By combining ByteDance’s technology with Trace’s understanding of African markets and culture, Trace Plus could potentially address some of these structural barriers. Whether that vision translates into reality depends on execution, creator adoption, and whether the platform can deliver genuine economic opportunity alongside cultural celebration.
Laouchez’s comment about avoiding a quarterly layoff cycle reflects awareness of how damaging constant restructuring can be for creative organizations. Building trust with creators and audiences requires stability. People need to believe that investing time and energy into a platform will pay off over years, not just until the next corporate restructuring.
As Paramount reduces its footprint in international markets and focuses resources on core properties, spaces like Afro Urban entertainment are left with fewer major players. That consolidation could strengthen Trace’s position, but it also means less competition driving innovation and potentially fewer resources flowing into African content production overall.
The next few years will reveal whether Trace’s hybrid model can sustain itself financially while delivering on its mission to champion African creativity.

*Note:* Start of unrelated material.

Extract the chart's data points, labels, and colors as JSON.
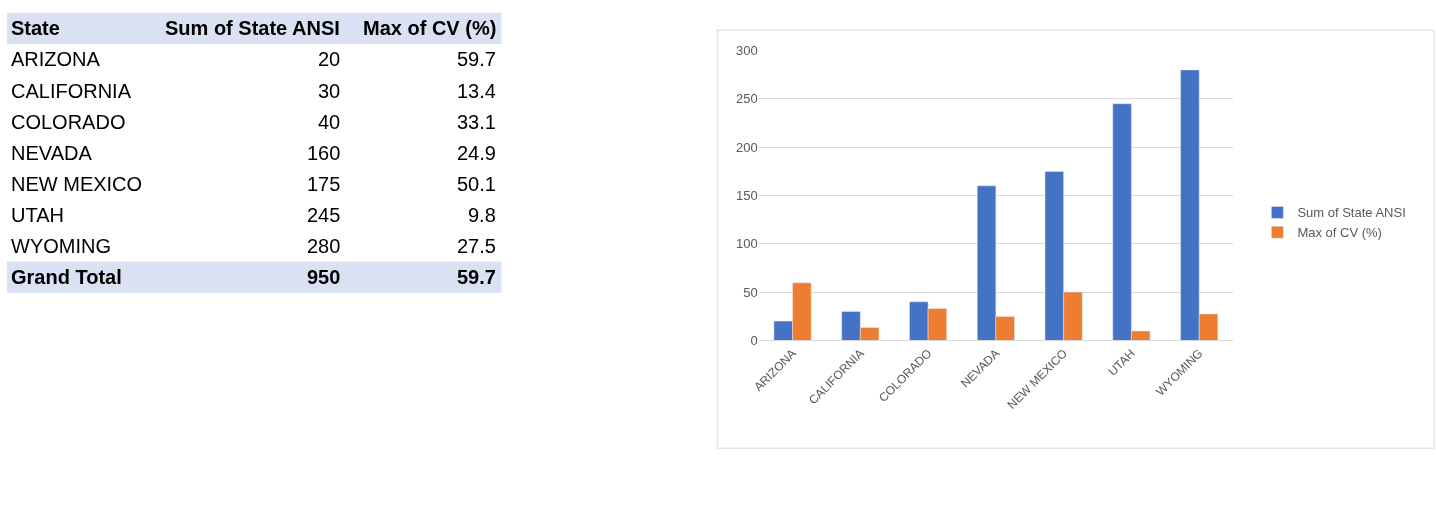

Success would demonstrate that African focused media companies can compete globally without compromising cultural authenticity. Failure would leave a significant gap in how African youth see their experiences reflected on screen.
For now, Trace stands alone in its specific niche, carrying both the opportunities and burdens that come with being the last major network dedicated exclusively to Afro Urban culture. Whether that position proves sustainable depends on execution, partnerships, and whether audiences embrace the hybrid television digital future Laouchez envisions.